Is $X:=\{a\}$ Hausdorff space? I wonder if $X:=\{a\}$ is a Hausdorff space.
Definition;
$A$ is a Hausdorff space $\iff 
\forall x,y \in A(x\neq y);
\exists \text{ open set } U,V s.t. x\in U,y\in V, U\cap V=\phi.$
But we cannot pick up two elements from $X=\{a\}.$
How should I judge whether $X$ is a Hausdorff space or not?
 A: It is a Hausdorff space since that condition is trivially true, by the reason that you have mentioned: there are no two distinct elements on $X$. By the same argument, every function whose domain is a singleton is injective.
A: It becomes easier when you understand what $\forall x,y\in A(x\neq y)$ really means here. This is an example where the shorthand notation may cause confusion (whereas it usually comes to clarify over-formality).

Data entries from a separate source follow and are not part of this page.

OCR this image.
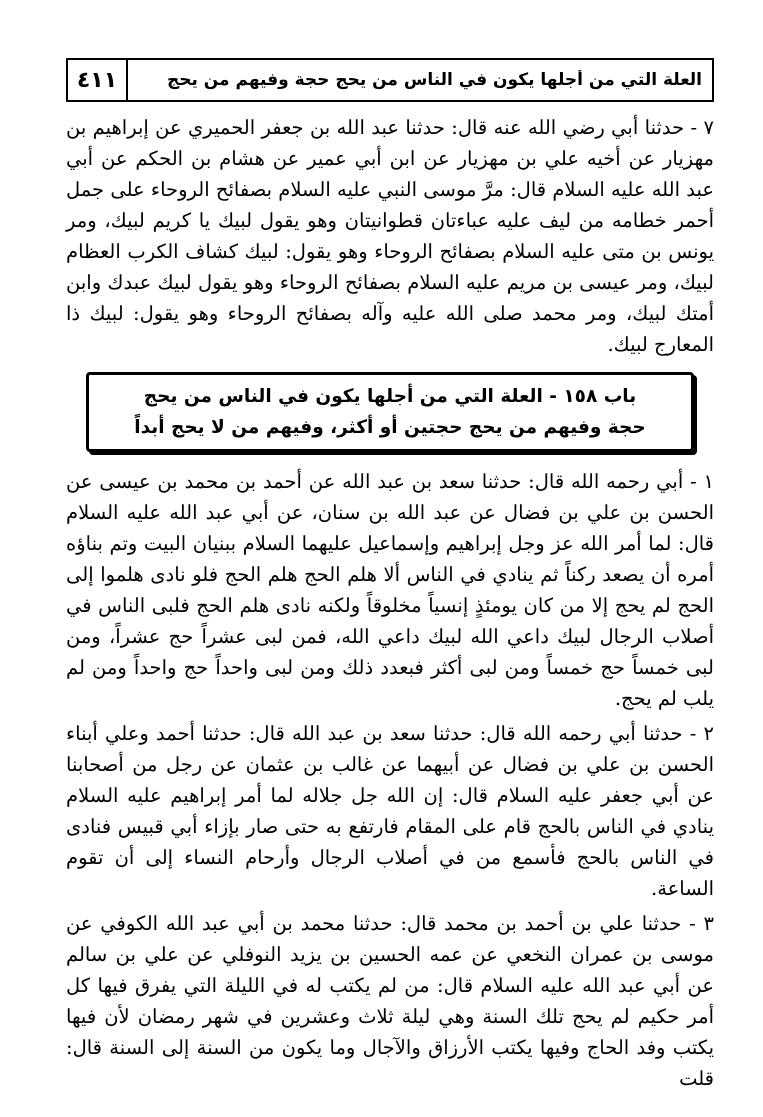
٤١١	العلة التي من أجلها يكون في الناس من يحج حجة وفيهم من يحج

٧ - حدثنا أبي رضي الله عنه قال: حدثنا عبد الله بن جعفر الحميري عن إبراهيم بن مهزيار عن أخيه علي بن مهزيار عن ابن أبي عمير عن هشام بن الحكم عن أبي عبد الله عليه السلام قال: مرَّ موسى النبي عليه السلام بصفائح الروحاء على جمل أحمر خطامه من ليف عليه عباءتان قطوانيتان وهو يقول لبيك يا كريم لبيك، ومر يونس بن متى عليه السلام بصفائح الروحاء وهو يقول: لبيك كشاف الكرب العظام لبيك، ومر عيسى بن مريم عليه السلام بصفائح الروحاء وهو يقول لبيك عبدك وابن أمتك لبيك، ومر محمد صلى الله عليه وآله بصفائح الروحاء وهو يقول: لبيك ذا المعارج لبيك.

باب ١٥٨ - العلة التي من أجلها يكون في الناس من يحج
حجة وفيهم من يحج حجتين أو أكثر، وفيهم من لا يحج أبداً

١ - أبي رحمه الله قال: حدثنا سعد بن عبد الله عن أحمد بن محمد بن عيسى عن الحسن بن علي بن فضال عن عبد الله بن سنان، عن أبي عبد الله عليه السلام قال: لما أمر الله عز وجل إبراهيم وإسماعيل عليهما السلام ببنيان البيت وتم بناؤه أمره أن يصعد ركناً ثم ينادي في الناس ألا هلم الحج هلم الحج فلو نادى هلموا إلى الحج لم يحج إلا من كان يومئذٍ إنسياً مخلوقاً ولكنه نادى هلم الحج فلبى الناس في أصلاب الرجال لبيك داعي الله لبيك داعي الله، فمن لبى عشراً حج عشراً، ومن لبى خمساً حج خمساً ومن لبى أكثر فبعدد ذلك ومن لبى واحداً حج واحداً ومن لم يلب لم يحج.

٢ - حدثنا أبي رحمه الله قال: حدثنا سعد بن عبد الله قال: حدثنا أحمد وعلي أبناء الحسن بن علي بن فضال عن أبيهما عن غالب بن عثمان عن رجل من أصحابنا عن أبي جعفر عليه السلام قال: إن الله جل جلاله لما أمر إبراهيم عليه السلام ينادي في الناس بالحج قام على المقام فارتفع به حتى صار بإزاء أبي قبيس فنادى في الناس بالحج فأسمع من في أصلاب الرجال وأرحام النساء إلى أن تقوم الساعة.

٣ - حدثنا علي بن أحمد بن محمد قال: حدثنا محمد بن أبي عبد الله الكوفي عن موسى بن عمران النخعي عن عمه الحسين بن يزيد النوفلي عن علي بن سالم عن أبي عبد الله عليه السلام قال: من لم يكتب له في الليلة التي يفرق فيها كل أمر حكيم لم يحج تلك السنة وهي ليلة ثلاث وعشرين في شهر رمضان لأن فيها يكتب وفد الحاج وفيها يكتب الأرزاق والآجال وما يكون من السنة إلى السنة قال: قلت
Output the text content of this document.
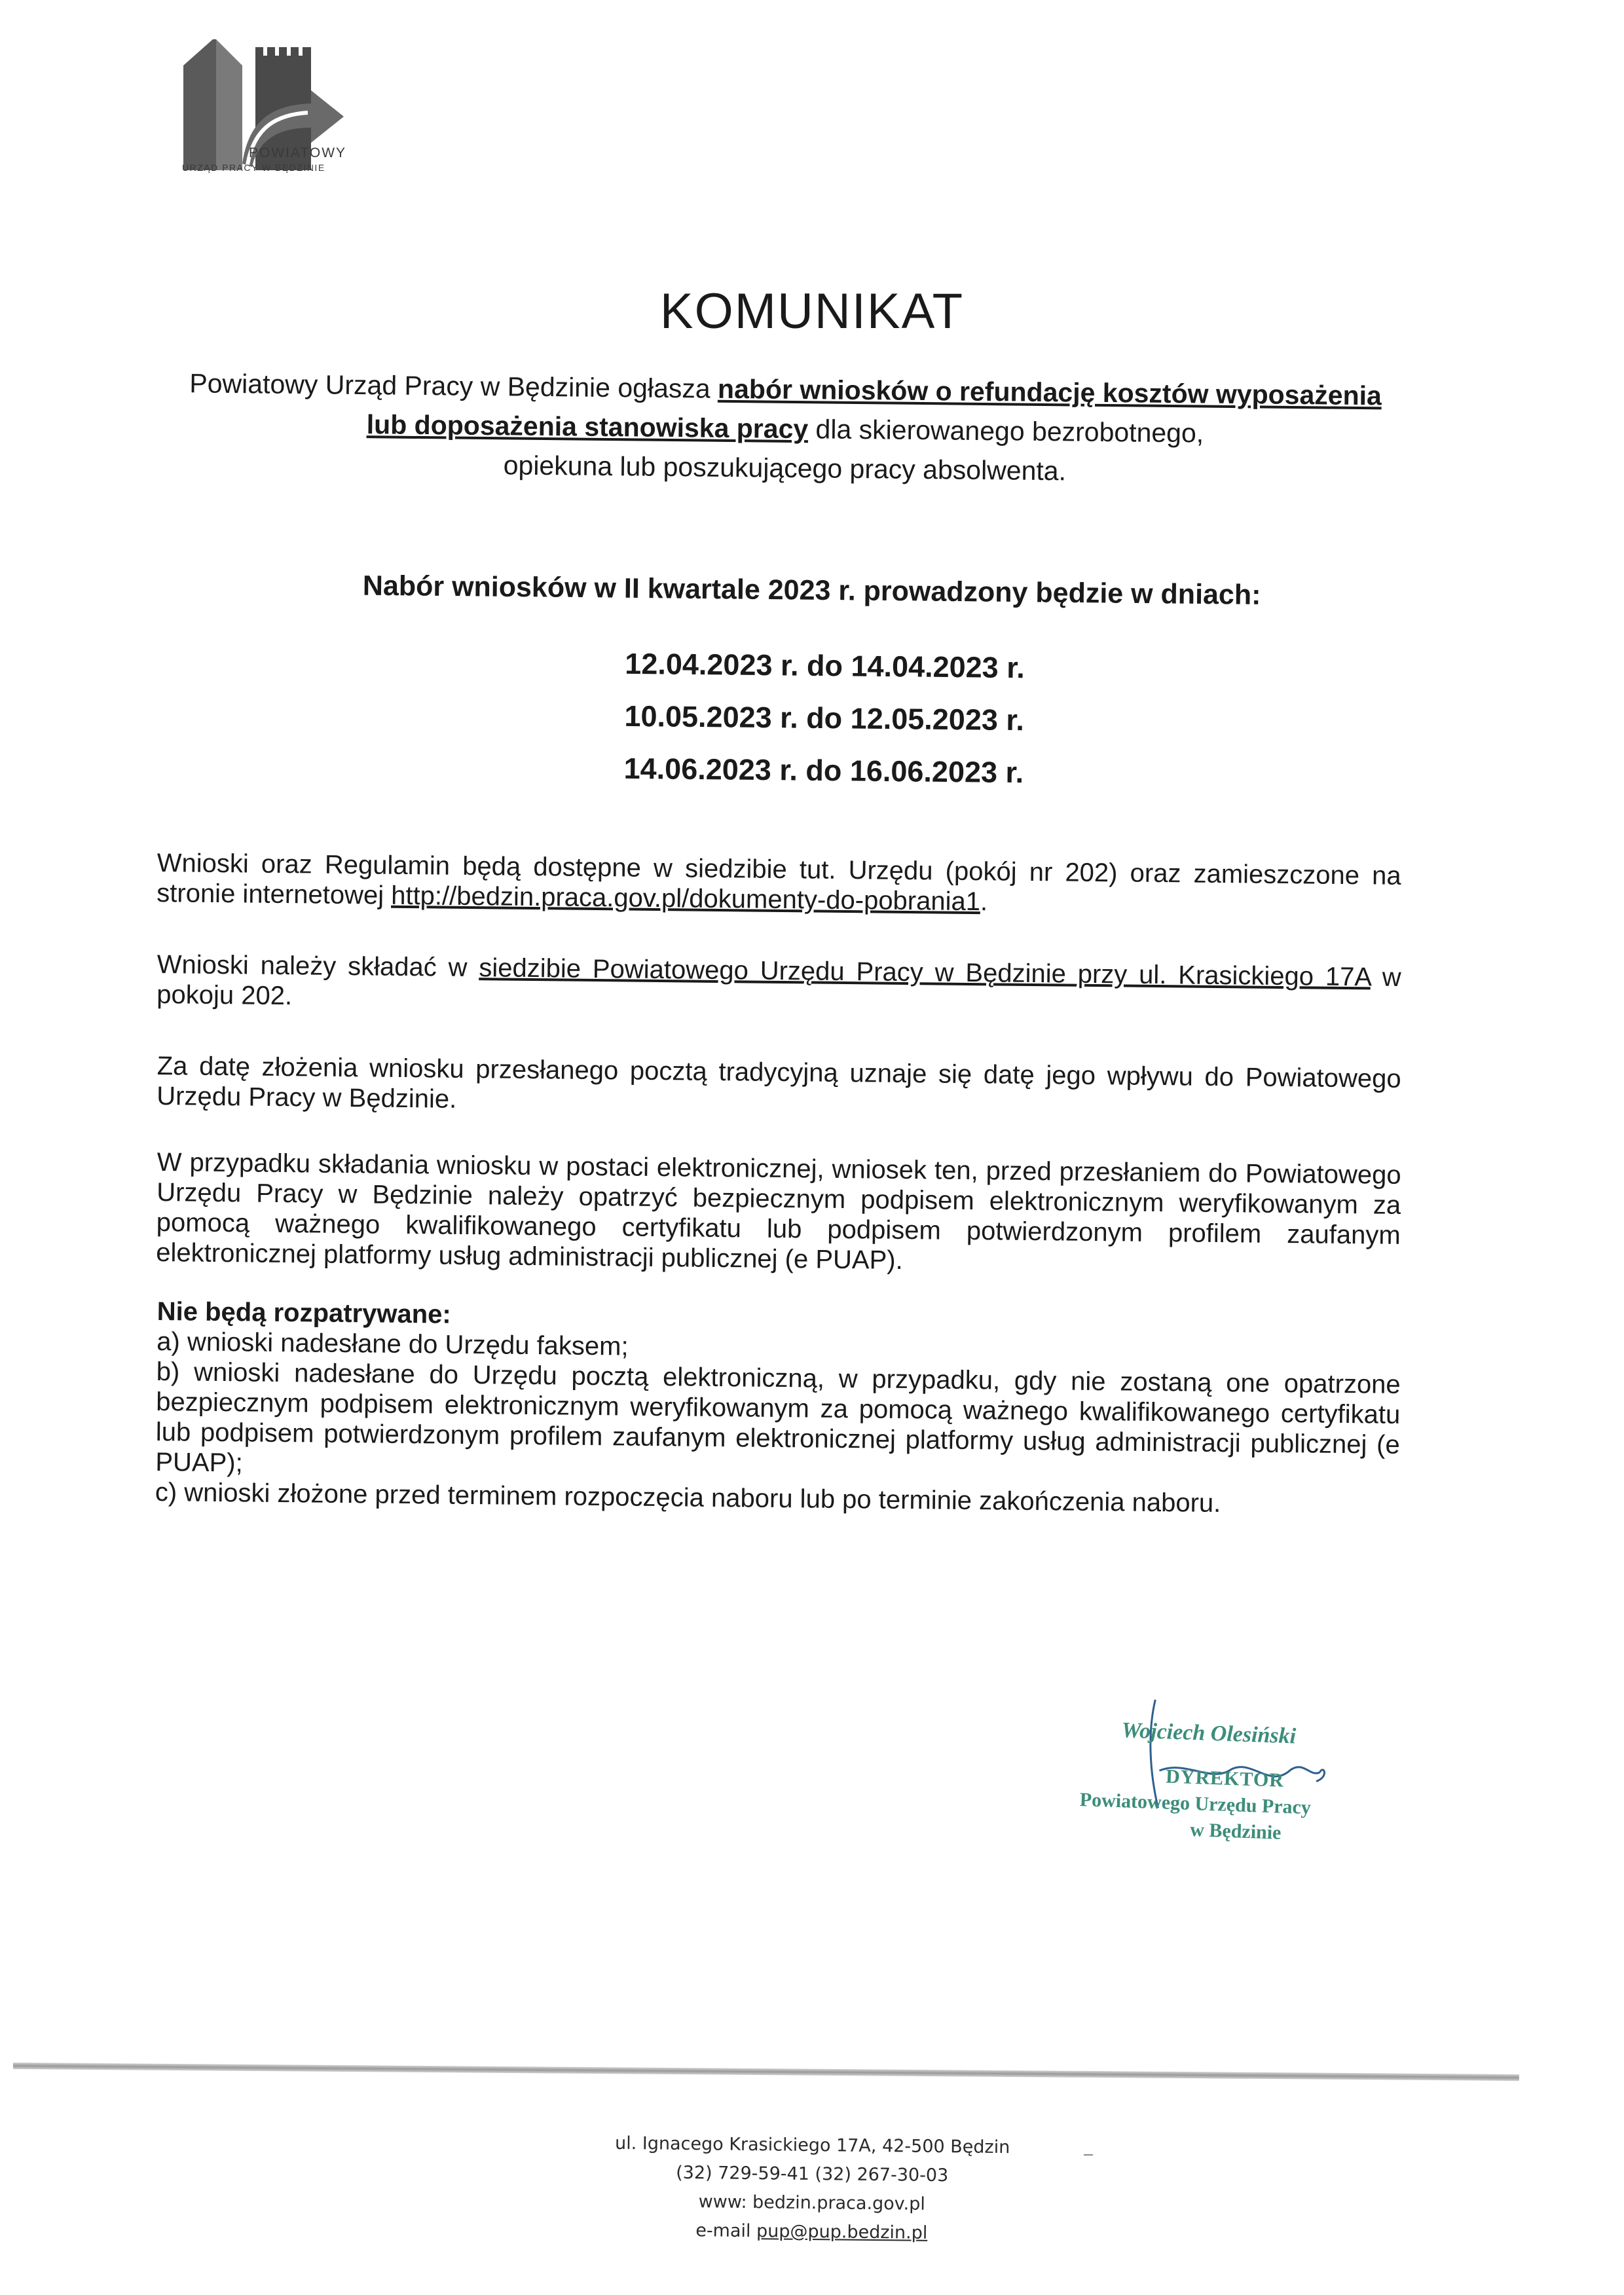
POWIATOWY
URZĄD PRACY W BĘDZINIE
KOMUNIKAT
Powiatowy Urząd Pracy w Będzinie ogłasza nabór wniosków o refundację kosztów wyposażenia
lub doposażenia stanowiska pracy dla skierowanego bezrobotnego,
opiekuna lub poszukującego pracy absolwenta.
Nabór wniosków w II kwartale 2023 r. prowadzony będzie w dniach:
12.04.2023 r. do 14.04.2023 r.
10.05.2023 r. do 12.05.2023 r.
14.06.2023 r. do 16.06.2023 r.
Wnioski oraz Regulamin będą dostępne w siedzibie tut. Urzędu (pokój nr 202) oraz zamieszczone na stronie internetowej http://bedzin.praca.gov.pl/dokumenty-do-pobrania1.
Wnioski należy składać w siedzibie Powiatowego Urzędu Pracy w Będzinie przy ul. Krasickiego 17A w pokoju 202.
Za datę złożenia wniosku przesłanego pocztą tradycyjną uznaje się datę jego wpływu do Powiatowego Urzędu Pracy w Będzinie.
W przypadku składania wniosku w postaci elektronicznej, wniosek ten, przed przesłaniem do Powiatowego Urzędu Pracy w Będzinie należy opatrzyć bezpiecznym podpisem elektronicznym weryfikowanym za pomocą ważnego kwalifikowanego certyfikatu lub podpisem potwierdzonym profilem zaufanym elektronicznej platformy usług administracji publicznej (e PUAP).
Nie będą rozpatrywane:
a) wnioski nadesłane do Urzędu faksem;
b) wnioski nadesłane do Urzędu pocztą elektroniczną, w przypadku, gdy nie zostaną one opatrzone bezpiecznym podpisem elektronicznym weryfikowanym za pomocą ważnego kwalifikowanego certyfikatu lub podpisem potwierdzonym profilem zaufanym elektronicznej platformy usług administracji publicznej (e PUAP);
c) wnioski złożone przed terminem rozpoczęcia naboru lub po terminie zakończenia naboru.
Wojciech Olesiński
DYREKTOR
Powiatowego Urzędu Pracy
w Będzinie
ul. Ignacego Krasickiego 17A, 42-500 Będzin
(32) 729-59-41 (32) 267-30-03
www: bedzin.praca.gov.pl
e-mail pup@pup.bedzin.pl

When we write $(\forall x\in A)\varphi(x)$, what we really mean to say is $\forall x(x\in A\to\varphi(x))$, so that if $x\in A$, then $\varphi(x)$, but if $x\notin A$, then the statement is vacuously true. This extends to the $(x\neq y)$ part in this case. Since we're quantifying over elements of $A$ anyway let me omit it from the notation at the moment, and just write: $$\forall x,y(x\neq y\to\exists U,V(U,V\text{ are open}\land x\in U\land y\in V\land U\cap V=\varnothing)).$$
In other words, if $x\neq y$, then there are disjoint open sets, etc. Now it's easy to see what happens with a singleton: the implication is vacuously true, there are never any $x\neq y$.